Treatment response in the PIVENS trial is associated with decreased Hedgehog pathway activity

Abstract

Hedgehog (Hh) ligand production by ballooned hepatocytes drives nonalcoholic steatohepatitis (NASH) progression in mice. The NIDDK-sponsored PIVENS trial (NCT00063622) showed that vitamin E (VitE) improved NASH. We investigated whether VitE treatment and improvement in NASH were associated with changes in Hh pathway activity. Immunohistochemistry (IHC) was performed on both pre- and posttreatment liver biopsies of 59 PIVENS patients randomized to VitE (n = 30) or placebo (n = 29). Sonic Hh (Shh) ligand-producing cells and Shh-responsive cells were quantified. The latter was accomplished by triple IHC for gli2+ (marker of Hh signaling), sox-9 (progenitor marker), and α-smooth muscle actin (α-SMA; myofibroblast marker). Ballooned hepatocytes were quantified by keratin 8/18 and ubiquitin (K8/18/Ub) staining. IHC results were correlated with primary clinical and histologic PIVENS data. Pretreatment clinical, histologic, and IHC parameters did not differ significantly in the two treatment groups. Regardless of treatment arm, the number of Shh+ hepatocytes correlated with K8/18/Ub foci (r(2) = 0.47, P < 0.001) and aspartate aminotransferase (AST) (r(2) = 0.15, P = 0.002). Treatment-related changes in the numbers of Shh+ hepatocytes correlated with changes in serum AST (partial r(2) = 0.75, P < 0.0001), hepatocyte ballooning (P = 0.004), the ductular reaction (i.e., numbers of gli2+/sox9+ cells; P = 0.03 and α-SMA+ cells; P = 0.10), and fibrosis stage (P = 0.02). Treatment response was associated with a greater decrease in Shh+ hepatocytes than nonresponse (P = 0.007). The VitE group demonstrated a greater reduction in K8/18/Ub+ foci (P < 0.08) and Shh+ hepatocytes (P < 0.05) than the placebo group, effects that became more significant after correction for baseline differences and multiple linear regression analysis.

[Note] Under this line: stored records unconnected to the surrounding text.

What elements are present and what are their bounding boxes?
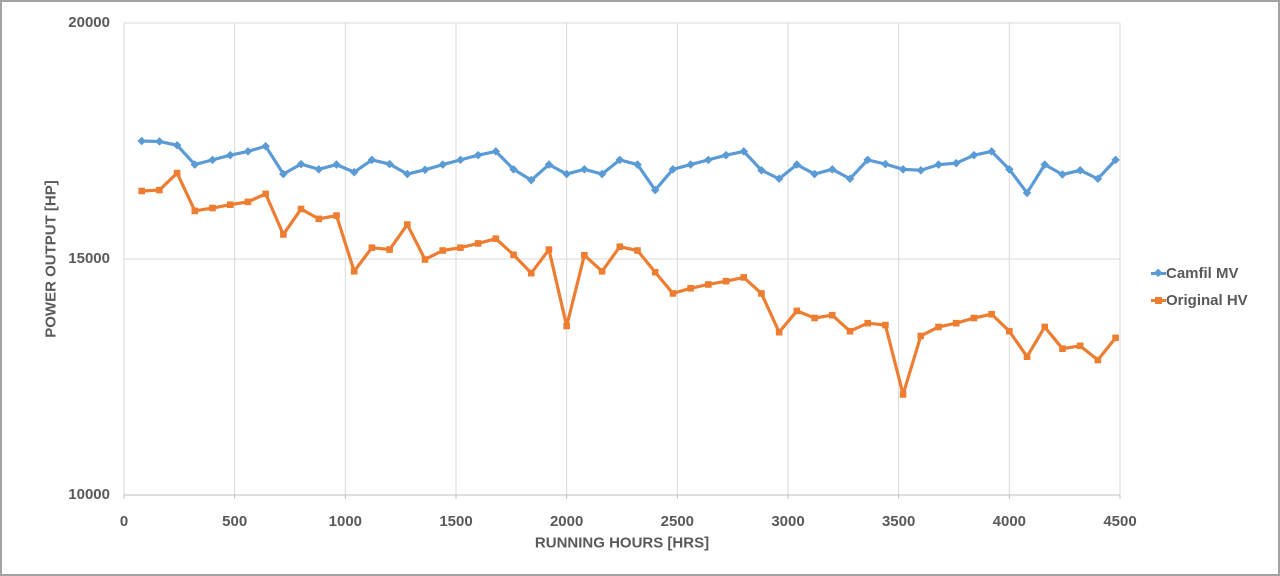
x-tick-label: 1500 bbox=[439, 513, 473, 530]
x-tick-label: 2500 bbox=[660, 513, 695, 530]
x-tick-label: 500 bbox=[222, 513, 248, 530]
x-tick-label: 3500 bbox=[881, 513, 916, 530]
legend-label-original-hv: Original HV bbox=[1166, 291, 1248, 309]
y-tick-label: 20000 bbox=[68, 14, 110, 31]
legend-item-camfil-mv[interactable]: Camfil MV bbox=[1151, 263, 1248, 283]
x-tick-label: 4000 bbox=[992, 513, 1027, 530]
x-tick-label: 1000 bbox=[328, 513, 363, 530]
original-hv-line-marker-icon bbox=[1151, 290, 1166, 310]
y-tick-label: 10000 bbox=[68, 486, 110, 503]
legend-item-original-hv[interactable]: Original HV bbox=[1151, 290, 1248, 310]
y-axis-title: POWER OUTPUT [HP] bbox=[42, 180, 60, 338]
chart-legend: Camfil MV Original HV bbox=[1151, 263, 1248, 310]
x-axis-title: RUNNING HOURS [HRS] bbox=[534, 534, 710, 552]
camfil-mv-line-marker-icon bbox=[1151, 263, 1166, 283]
x-tick-label: 4500 bbox=[1103, 513, 1137, 530]
x-tick-label: 2000 bbox=[549, 513, 584, 530]
y-tick-label: 15000 bbox=[68, 250, 110, 267]
x-tick-label: 3000 bbox=[771, 513, 805, 530]
x-tick-label: 0 bbox=[119, 513, 129, 530]
legend-label-camfil-mv: Camfil MV bbox=[1166, 264, 1239, 282]
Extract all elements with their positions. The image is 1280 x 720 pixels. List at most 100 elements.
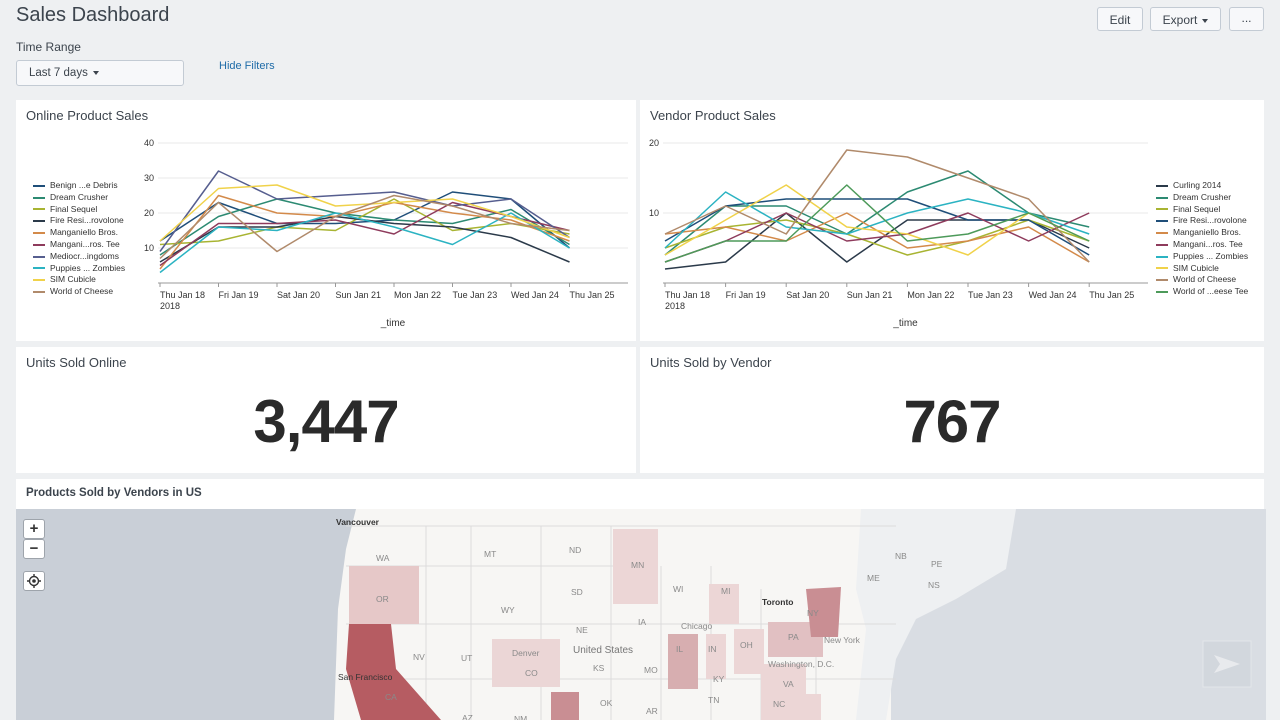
legend-label: World of ...eese Tee [1173, 286, 1249, 297]
legend-item[interactable]: World of Cheese [33, 286, 125, 298]
legend-item[interactable]: Dream Crusher [1156, 192, 1248, 204]
map-label: TN [708, 695, 719, 705]
legend-item[interactable]: SIM Cubicle [1156, 263, 1248, 275]
x-tick-label: Sat Jan 20 [786, 290, 829, 300]
locate-button[interactable] [23, 571, 45, 591]
legend-label: Final Sequel [1173, 203, 1221, 214]
series-line [664, 219, 1090, 256]
legend-swatch [33, 279, 45, 282]
legend-label: SIM Cubicle [1173, 262, 1219, 273]
legend-label: World of Cheese [1173, 274, 1237, 285]
map-label: NE [576, 625, 588, 635]
legend-swatch [33, 290, 45, 293]
time-range-label: Time Range [16, 40, 81, 54]
legend-label: World of Cheese [50, 286, 114, 297]
time-range-value: Last 7 days [29, 67, 88, 79]
legend-label: Puppies ... Zombies [1173, 250, 1249, 261]
legend-label: Benign ...e Debris [50, 180, 118, 190]
x-tick-label: Thu Jan 25 [570, 290, 615, 300]
legend-label: Dream Crusher [1173, 191, 1232, 202]
zoom-in-button[interactable]: + [23, 519, 45, 539]
map-label: IL [676, 644, 683, 654]
legend-item[interactable]: Mangani...ros. Tee [33, 239, 125, 251]
legend-item[interactable]: Fire Resi...rovolone [1156, 215, 1248, 227]
legend-item[interactable]: World of Cheese [1156, 274, 1248, 286]
series-line [159, 194, 570, 260]
legend-swatch [1156, 290, 1168, 293]
legend-item[interactable]: Puppies ... Zombies [1156, 251, 1248, 263]
legend-swatch [33, 267, 45, 270]
hide-filters-link[interactable]: Hide Filters [219, 60, 275, 72]
legend-item[interactable]: Puppies ... Zombies [33, 263, 125, 275]
legend-item[interactable]: Final Sequel [1156, 204, 1248, 216]
map-label: NY [807, 608, 819, 618]
x-tick-label: Mon Jan 22 [907, 290, 954, 300]
map-label: United States [573, 645, 633, 656]
legend-swatch [1156, 220, 1168, 223]
map-label: ME [867, 573, 880, 583]
legend-item[interactable]: Benign ...e Debris [33, 180, 125, 192]
legend-label: Manganiello Bros. [50, 227, 119, 238]
legend-swatch [33, 243, 45, 246]
legend-label: Puppies ... Zombies [50, 262, 126, 273]
more-actions-button[interactable]: ... [1229, 7, 1264, 31]
map-label: NC [773, 699, 785, 709]
caret-down-icon [92, 70, 99, 75]
series-line [159, 184, 570, 242]
legend-item[interactable]: Mediocr...ingdoms [33, 251, 125, 263]
x-tick-label: Thu Jan 18 2018 [160, 290, 205, 311]
legend-item[interactable]: Manganiello Bros. [33, 227, 125, 239]
map-label: NV [413, 652, 425, 662]
legend-item[interactable]: Manganiello Bros. [1156, 227, 1248, 239]
edit-button[interactable]: Edit [1097, 7, 1143, 31]
legend-swatch [1156, 279, 1168, 282]
legend-label: SIM Cubicle [50, 274, 96, 285]
series-line [664, 184, 1090, 256]
export-button[interactable]: Export [1150, 7, 1221, 31]
vendor-sales-panel: Vendor Product Sales Curling 2014 Dream C… [640, 100, 1264, 341]
x-tick-label: Sat Jan 20 [277, 290, 320, 300]
series-line [664, 184, 1090, 263]
series-line [664, 212, 1090, 263]
legend-item[interactable]: Fire Resi...rovolone [33, 215, 125, 227]
legend-swatch [1156, 255, 1168, 258]
legend-item[interactable]: Mangani...ros. Tee [1156, 239, 1248, 251]
map-label: Washington, D.C. [768, 659, 834, 669]
time-range-dropdown[interactable]: Last 7 days [16, 60, 184, 86]
map-label: MT [484, 549, 496, 559]
map-label: Denver [512, 648, 540, 658]
vendor-sales-chart: 10 20 Thu Jan 18 2018 Fri Jan 19 Sat Jan 20 Su… [649, 138, 1148, 329]
map-label: NM [514, 714, 527, 720]
x-tick-label: Sun Jan 21 [847, 290, 893, 300]
legend-item[interactable]: Final Sequel [33, 204, 125, 216]
us-choropleth-map[interactable]: Vancouver WA MT ND MN WI MI OR WY SD IA … [16, 509, 1266, 720]
y-tick-label: 20 [649, 138, 659, 148]
x-tick-label: Mon Jan 22 [394, 290, 441, 300]
crosshair-icon [27, 574, 41, 588]
legend-item[interactable]: SIM Cubicle [33, 274, 125, 286]
map-label: MO [644, 665, 658, 675]
map-label: New York [824, 635, 861, 645]
y-tick-label: 10 [144, 243, 154, 253]
online-sales-chart: 10 20 30 40 Thu Jan 18 2018 Fri Jan 19 Sat Jan … [144, 138, 628, 329]
x-tick-label: Tue Jan 23 [453, 290, 498, 300]
x-tick-label: Fri Jan 19 [726, 290, 766, 300]
units-online-panel: Units Sold Online 3,447 [16, 347, 636, 473]
map-label: PE [931, 559, 943, 569]
legend-swatch [1156, 196, 1168, 199]
legend-item[interactable]: Curling 2014 [1156, 180, 1248, 192]
x-tick-label: Wed Jan 24 [511, 290, 559, 300]
map-label: OH [740, 640, 753, 650]
legend-swatch [1156, 267, 1168, 270]
legend-swatch [33, 208, 45, 211]
zoom-out-button[interactable]: − [23, 539, 45, 559]
y-tick-label: 20 [144, 208, 154, 218]
legend-label: Dream Crusher [50, 191, 109, 202]
legend-item[interactable]: World of ...eese Tee [1156, 286, 1248, 298]
map-label: CO [525, 668, 538, 678]
map-label: WI [673, 584, 683, 594]
legend-swatch [1156, 243, 1168, 246]
legend-item[interactable]: Dream Crusher [33, 192, 125, 204]
map-label: PA [788, 632, 799, 642]
map-label: WA [376, 553, 390, 563]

Conclusion: During PIVENS, treatment response correlated with loss of Shh+ hepatocytes and improvement in Hh-regulated processes that promote NASH progression.

FIGURE 1

The plot shows results from simple linear regression analysis between the changes in Shh+ ballooned hepatocytes (horizontal axis) and the changes in K8/18-negative hepatocytes/ubiquitin-positive foci (vertical axis). There was significant positive correlation (p<0.0001).

FIGURE 2

The plot shows simple linear regression between the changes in Shh+ ballooned hepatocytes (horizontal axis) and the changes in serum AST (vertical axis).There was significant positive correlation (p=0.002).

FIGURE 3

Representative photomicrographs of a VitE responder pre- and post-treatment show decreased numbers of Shh+ hepatocytes (A and B, arrows, Shh is brown), decreased numbers of K8/18-negative hepatocytes/Ub+ foci (C and D, arrows, K8/18 is brown, Ub is red), and decreased ductular reaction (E and F, arrows, α-SMA is brown, gli-2 is red, and sox-9 is blue), with marked pericellular fibrosis (inset E) in the pre-treatment biopsy. All photos are at 400× magnification.

FIGURE 4

Model of Hh mediated, deregulated fibrogenic repair in NASH.